Clifford Jr., who works as a security officer at City Hall, lost several jobs because of suspicions raised by federal agents visiting his workplace, mistaking him for his younger brother, he said.
And while Margaret is grateful for the sense of closure the identification of her brother's remains has brought, she isn't prepared to forgive the military its errors.
"I'm totally disappointed in the government," Margaret said. "Not knowing if he was dead or alive and finding him in someone else's grave. . It does give it some closure, but I am totally disappointed by the whole thing."

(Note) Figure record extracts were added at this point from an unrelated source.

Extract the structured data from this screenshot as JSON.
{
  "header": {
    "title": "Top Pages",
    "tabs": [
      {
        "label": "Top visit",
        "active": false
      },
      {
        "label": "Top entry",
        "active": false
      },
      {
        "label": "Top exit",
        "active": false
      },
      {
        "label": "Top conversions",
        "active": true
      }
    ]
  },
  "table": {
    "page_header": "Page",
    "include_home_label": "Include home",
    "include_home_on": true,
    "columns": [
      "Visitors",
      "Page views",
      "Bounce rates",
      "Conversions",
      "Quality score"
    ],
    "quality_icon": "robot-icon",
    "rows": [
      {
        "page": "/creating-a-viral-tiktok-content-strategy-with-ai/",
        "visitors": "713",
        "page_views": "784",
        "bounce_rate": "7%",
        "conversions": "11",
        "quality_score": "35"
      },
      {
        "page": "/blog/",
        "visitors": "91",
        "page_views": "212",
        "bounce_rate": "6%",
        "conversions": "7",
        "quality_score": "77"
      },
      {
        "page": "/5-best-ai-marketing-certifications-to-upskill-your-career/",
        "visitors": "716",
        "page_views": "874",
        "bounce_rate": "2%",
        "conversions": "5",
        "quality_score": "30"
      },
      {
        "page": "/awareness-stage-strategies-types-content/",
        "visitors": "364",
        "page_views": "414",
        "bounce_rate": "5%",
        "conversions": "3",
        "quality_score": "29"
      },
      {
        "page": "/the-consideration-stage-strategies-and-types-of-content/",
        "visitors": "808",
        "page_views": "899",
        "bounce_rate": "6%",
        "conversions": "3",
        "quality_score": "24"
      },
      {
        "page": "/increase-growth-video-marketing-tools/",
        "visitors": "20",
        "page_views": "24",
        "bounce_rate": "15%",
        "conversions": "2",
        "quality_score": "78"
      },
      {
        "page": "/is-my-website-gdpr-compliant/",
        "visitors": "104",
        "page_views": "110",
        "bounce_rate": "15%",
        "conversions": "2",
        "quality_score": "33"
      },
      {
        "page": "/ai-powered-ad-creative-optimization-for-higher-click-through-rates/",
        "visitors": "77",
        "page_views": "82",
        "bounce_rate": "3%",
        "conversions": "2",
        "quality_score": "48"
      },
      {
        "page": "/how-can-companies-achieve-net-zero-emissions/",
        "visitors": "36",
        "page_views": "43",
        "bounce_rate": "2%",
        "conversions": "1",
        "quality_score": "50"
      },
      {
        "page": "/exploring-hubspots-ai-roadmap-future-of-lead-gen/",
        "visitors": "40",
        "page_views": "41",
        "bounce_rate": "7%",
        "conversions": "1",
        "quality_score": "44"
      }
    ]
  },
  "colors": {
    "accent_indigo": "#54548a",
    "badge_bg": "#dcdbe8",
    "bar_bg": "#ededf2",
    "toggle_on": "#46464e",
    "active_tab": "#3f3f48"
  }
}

Clifford Jr., who spent his Navy years stateside, said he's come to peace with the Army's performance concerning his brother.
"They put us through a lot of hell saying this and that," he said. "But after 30 years they found my brother. They did their job."
Overdue honor
With the history of their brother's service now officially rewritten, the kind of personal praise Michelle received about her brother from his fellow soldiers can now be bestowed publicly.
This Memorial Day, Jaime Vazquez, Jersey City's director of Veteran Affairs, plans to attach Carl Wadleigh's name to the Vietnam memorial rock in Pershing Field that honors city residents killed in action.
Wadleigh's will be the 68th name affixed to the rock, Vazquez said.
Michelle Wadleigh also wants her brother's name placed on the Memorial Wall in Washington, D.C.
"He served with dignity," she said. "He deserves to be there."